Abstract

The aim of the present study was to describe the practice of central venous catheter (CVC) removal and outcomes of catheter-related bloodstream infection (CR-BSI) in adult haematology patients. Patients were identified retrospectively according to diagnosis coding of inpatient episodes and evaluated when, on examination of medical records, there had been evidence of sepsis with strong clinical suspicion that the source was the CVC. Demographic and bacteriological data, as well as therapeutic measures and clinical outcomes, were recorded. One hundred and three patient episodes were evaluated. The most frequent type of CVC was the Hickman catheter and the most frequently isolated pathogen was coagulase-negative staphylococci. Twenty-five percent of episodes were managed with catheter removal. Treatment failure, defined as recurrence of infection within 90 days or mortality attributed to sepsis within 30 days, occurred significantly more frequently in the group managed without catheter removal (52.5% versus 4%, P<0.05).
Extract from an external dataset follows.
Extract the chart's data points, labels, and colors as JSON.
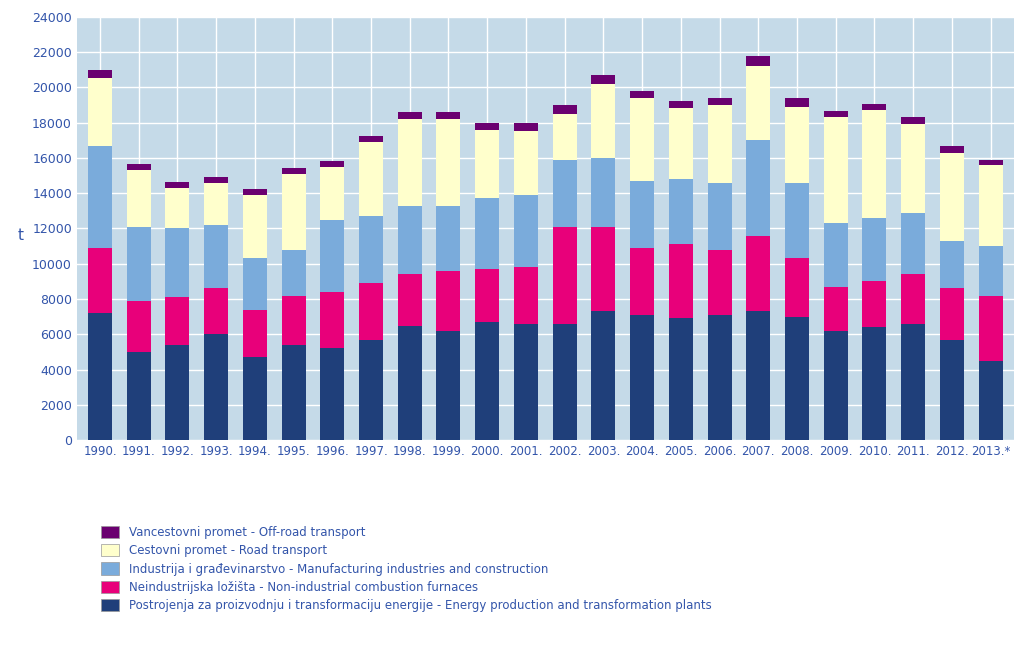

Specifically, 90-day recurrence was more common when the catheter was retained (46% versus 0%). However the difference in 30-day attributable mortality (7% versus 4%) was not significantly different. Notably, no significant difference between the two groups emerged in respect of other measured characteristics that had been considered as potential determinants of outcome. More frequent CVC removal for CR-BSI, in this population, should be considered. Management of CR-BSI without catheter removal is associated with treatment failure, morbidity and carries significant resource implications.